Given the complexity of the considerations outlined here, it seems abundantly clear that more than one methodology may be useful for valuing anesthesia services in obstetrics. Balancing the need to be reasonable on both the “micro” and “macro” levels is a challenge for everyone providing and reimbursing anesthesia care for childbirth. Developing a formula for “fair and reasonable” payment for this care requires good faith and sound judgment from anesthesiologists, hospitals and payers alike.

References:
1. Bell ED, Penning DH, et al. How much labor is in a labor epidural? Anesthesiology. 2000; 92:851-858.

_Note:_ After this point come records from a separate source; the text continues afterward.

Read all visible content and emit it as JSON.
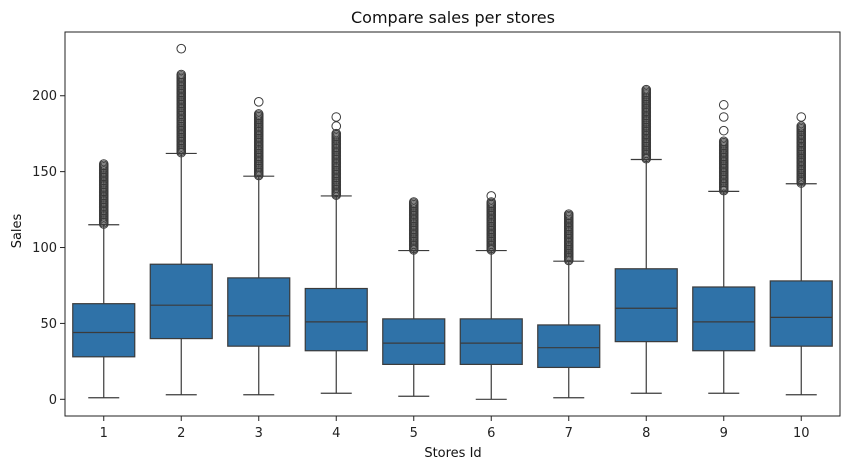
{
  "chart_data": {
    "type": "box",
    "title": "Compare sales per stores",
    "xlabel": "Stores Id",
    "ylabel": "Sales",
    "ylim": [
      -11,
      242
    ],
    "yticks": [
      0,
      50,
      100,
      150,
      200
    ],
    "grid": false,
    "legend": "none",
    "box_color": "#2f72a8",
    "line_color": "#3b3b3b",
    "categories": [
      "1",
      "2",
      "3",
      "4",
      "5",
      "6",
      "7",
      "8",
      "9",
      "10"
    ],
    "boxes": [
      {
        "store": "1",
        "min": 1,
        "q1": 28,
        "median": 44,
        "q3": 63,
        "max": 115,
        "outlier_max": 155
      },
      {
        "store": "2",
        "min": 3,
        "q1": 40,
        "median": 62,
        "q3": 89,
        "max": 162,
        "outlier_max": 214,
        "extreme_outliers": [
          231
        ]
      },
      {
        "store": "3",
        "min": 3,
        "q1": 35,
        "median": 55,
        "q3": 80,
        "max": 147,
        "outlier_max": 188,
        "extreme_outliers": [
          196
        ]
      },
      {
        "store": "4",
        "min": 4,
        "q1": 32,
        "median": 51,
        "q3": 73,
        "max": 134,
        "outlier_max": 175,
        "extreme_outliers": [
          180,
          186
        ]
      },
      {
        "store": "5",
        "min": 2,
        "q1": 23,
        "median": 37,
        "q3": 53,
        "max": 98,
        "outlier_max": 130
      },
      {
        "store": "6",
        "min": 0,
        "q1": 23,
        "median": 37,
        "q3": 53,
        "max": 98,
        "outlier_max": 130,
        "extreme_outliers": [
          134
        ]
      },
      {
        "store": "7",
        "min": 1,
        "q1": 21,
        "median": 34,
        "q3": 49,
        "max": 91,
        "outlier_max": 122
      },
      {
        "store": "8",
        "min": 4,
        "q1": 38,
        "median": 60,
        "q3": 86,
        "max": 158,
        "outlier_max": 204
      },
      {
        "store": "9",
        "min": 4,
        "q1": 32,
        "median": 51,
        "q3": 74,
        "max": 137,
        "outlier_max": 170,
        "extreme_outliers": [
          177,
          186,
          194
        ]
      },
      {
        "store": "10",
        "min": 3,
        "q1": 35,
        "median": 54,
        "q3": 78,
        "max": 142,
        "outlier_max": 180,
        "extreme_outliers": [
          186
        ]
      }
    ]
  }
}
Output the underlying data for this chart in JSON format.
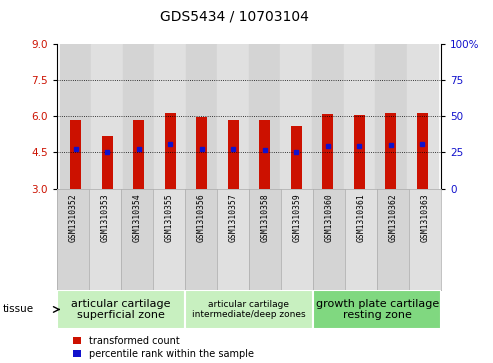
{
  "title": "GDS5434 / 10703104",
  "samples": [
    "GSM1310352",
    "GSM1310353",
    "GSM1310354",
    "GSM1310355",
    "GSM1310356",
    "GSM1310357",
    "GSM1310358",
    "GSM1310359",
    "GSM1310360",
    "GSM1310361",
    "GSM1310362",
    "GSM1310363"
  ],
  "bar_tops": [
    5.85,
    5.2,
    5.85,
    6.15,
    5.95,
    5.85,
    5.85,
    5.6,
    6.1,
    6.05,
    6.15,
    6.15
  ],
  "blue_dots": [
    4.65,
    4.5,
    4.65,
    4.85,
    4.65,
    4.65,
    4.6,
    4.5,
    4.75,
    4.75,
    4.8,
    4.85
  ],
  "bar_bottom": 3.0,
  "ylim_left": [
    3.0,
    9.0
  ],
  "yticks_left": [
    3,
    4.5,
    6,
    7.5,
    9
  ],
  "ylim_right": [
    0,
    100
  ],
  "yticks_right": [
    0,
    25,
    50,
    75,
    100
  ],
  "bar_color": "#cc1100",
  "dot_color": "#1111cc",
  "bar_width": 0.35,
  "gridlines": [
    4.5,
    6.0,
    7.5
  ],
  "groups": [
    {
      "label": "articular cartilage\nsuperficial zone",
      "start": 0,
      "end": 4,
      "color": "#c8f0c0",
      "fontsize": 8
    },
    {
      "label": "articular cartilage\nintermediate/deep zones",
      "start": 4,
      "end": 8,
      "color": "#c8f0c0",
      "fontsize": 6.5
    },
    {
      "label": "growth plate cartilage\nresting zone",
      "start": 8,
      "end": 12,
      "color": "#80d880",
      "fontsize": 8
    }
  ],
  "legend_red": "transformed count",
  "legend_blue": "percentile rank within the sample",
  "tissue_label": "tissue",
  "title_fontsize": 10
}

2. Chestnut DH. How do we measure (the cost of) pain relief? Anesthesiology. 2000; 92:643-645.
3. Hawkins JL, Gibbs CP, et al. Obstetric anesthesia work force study, 1981 versus 1992. Anesthesiology. 1997; 87:135-143.
4. Gibbs CP, Krischer J, et al. Obstetric anesthesia: A national survey. Anesthesiology. 1986; 65:298-306.


    Alexander A. Hannenberg, M.D., is Associate Chair, Department of Anesthesiology, Newton Wellesley Hospital, Newton, Massachusetts.